A series of mistakes in the immediate aftermath of her arrival in St. Paul's Bridge, mostly by frightened patients, led to more than 100 contacts dispersed across three counties. Health officials intervened quickly to address them, preventing another major flare-up of the epidemic.

It required "a combination of detective work and an almost military element," said Dr. Philippe Maughan, senior operations administrator at the humanitarian branch of the European Commission. "Getting from 100 to ten cases is much easier than getting from ten to zero."

Liberia has accounted for more than 4,000 of the 10,000 dead from Ebola across West Africa. It will not officially be declared Ebola-free by the World Health Organization (WHO) until it goes 42 days without a case.

But the 21-day period is important because it spans the incubation period of the virus. And last week the country released its last known patient, a resident of Monrovia's riverside St. Paul's Bridge community where the virus once spread quickly among narrow streets.

A massive influx of international aid, including crucial U.S. military assistance, helped Liberia to turn the tide of the outbreak.

But, notes Tariq Riebl, Oxfam's Ebola response manager in Liberia, "What got us to the endgame is that communities took things into their own hands."

FIRST RUNNING, NOW REPORTING

Liberian health reports reviewed by Reuters show the behavior of some residents of St. Paul's Bridge was partly behind the explosion in contacts.

Among the most notorious incidents was a policewoman, referred to only as "VZ" in official reports, who helped her son skip quarantine. In another incident, an Ebola-positive man evaded officials and remained at large until he was stabbed in a robbery in Monrovia's Red Light District, leaving a trail of police officers and gangsters at risk of contamination.

"They did not trust anyone and did not believe they were carriers of Ebola," said Reverend John Sumo, head of social mobilization in the Ebola response, adding the problem was exacerbated by a leadership struggle in the local community that distracted officials from providing support to families and food to those quarantined, the reports showed.

When alarming reports began to circulate, government and international health officials quickly provided faster and closer surveillance, as well as prioritizing the education of locals about the disease.

They worked with police officials, village chiefs, elders and international aid workers to get people talking to each other, and also appointed a local "contact tracer" - responsible for tracking down people close to the latest cases - for blocks of the St Paul's Bridge community.

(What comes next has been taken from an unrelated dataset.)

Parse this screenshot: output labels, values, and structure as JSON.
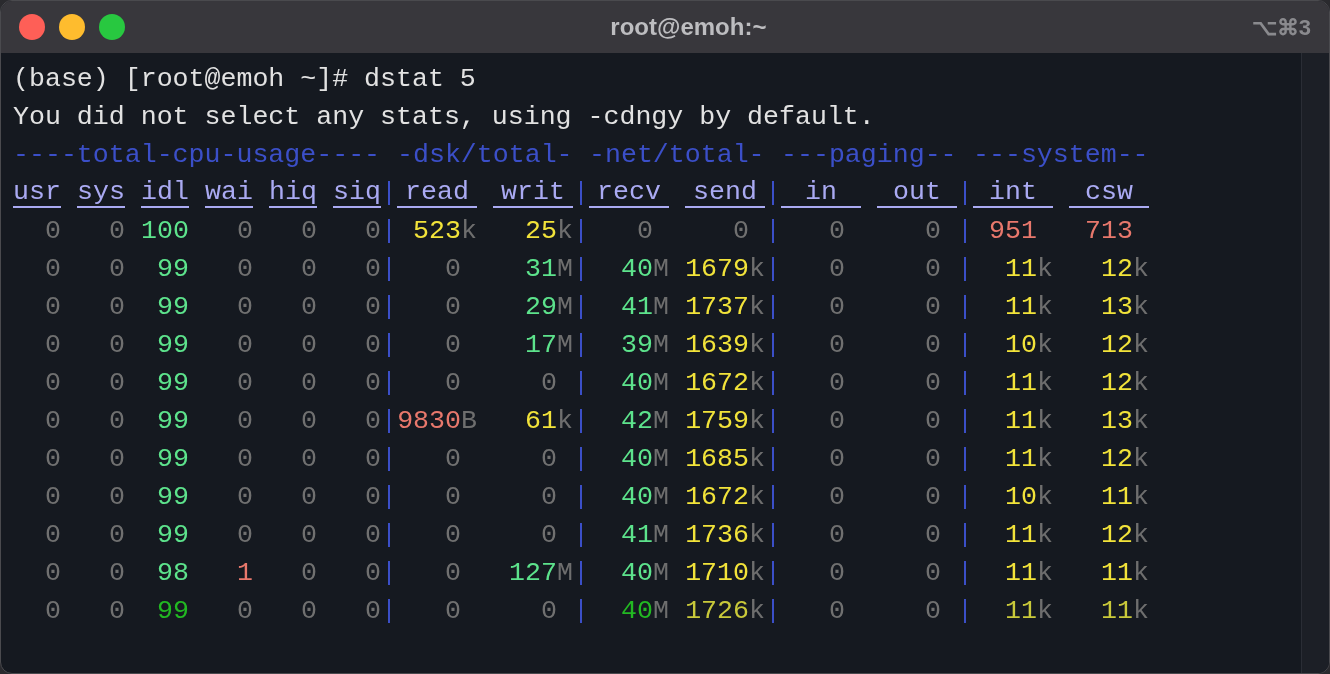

Thanks to this success, Liberia's last eight cases all came from established contacts, the aid officials said.

Oxfam's Riebl noted that in recent months the rising number of Ebola patients referring themselves as authorities had more success in engaging communities.

By contrast, although the epidemic is waning in neighboring Sierra Leone and Guinea, contact tracing there remains weak. Last week, only 14 percent of new cases in Guinea came from established contacts and resistance to healthcare workers is commonplace.

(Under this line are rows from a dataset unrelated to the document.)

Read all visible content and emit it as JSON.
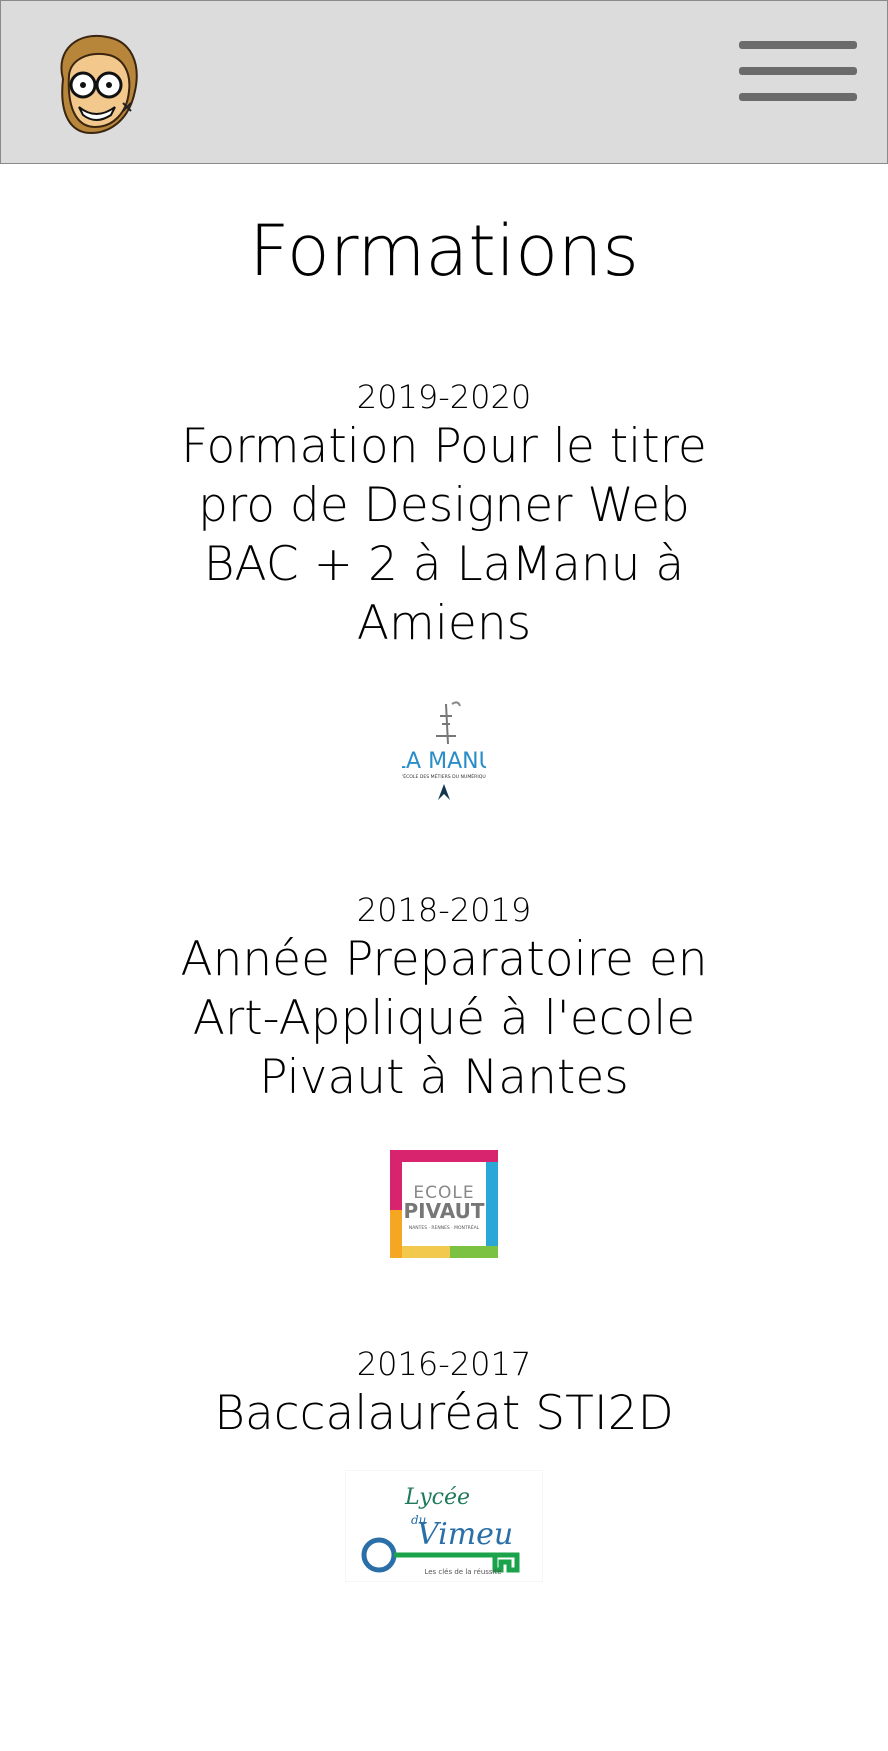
{
  "header": {
    "avatar_icon": "cartoon-avatar-icon",
    "menu_icon": "hamburger-menu-icon",
    "background": "#dcdcdc"
  },
  "page": {
    "title": "Formations"
  },
  "formations": [
    {
      "year": "2019-2020",
      "title": "Formation Pour le titre pro de Designer Web BAC + 2 à LaManu à Amiens",
      "logo": {
        "text": "LA MANU",
        "subtitle": "L'ÉCOLE DES MÉTIERS DU NUMÉRIQUE",
        "color": "#2a8dc9"
      }
    },
    {
      "year": "2018-2019",
      "title": "Année Preparatoire en Art-Appliqué à l'ecole Pivaut à Nantes",
      "logo": {
        "line1": "ECOLE",
        "line2": "PIVAUT",
        "line3": "NANTES · RENNES · MONTRÉAL"
      }
    },
    {
      "year": "2016-2017",
      "title": "Baccalauréat STI2D",
      "logo": {
        "line1": "Lycée",
        "line2": "du",
        "line3": "Vimeu",
        "tagline": "Les clés de la réussite"
      }
    }
  ]
}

However, even if Liberia is declared Ebola-free, imported cases are possible from the region's poorly-policed borders where communities that have not so far been exposed to the disease still have misconceptions about it.

The World Health Organization also warns that only 40 percent of non-Ebola health facilities in the capital have an effective system of "triage" – the process by which highly-contagious Ebola patients are safely identified.

"It is important to invest in preparedness for a possible reappearance," said Dr. Matshidiso Moeti, WHO's regional director for Africa.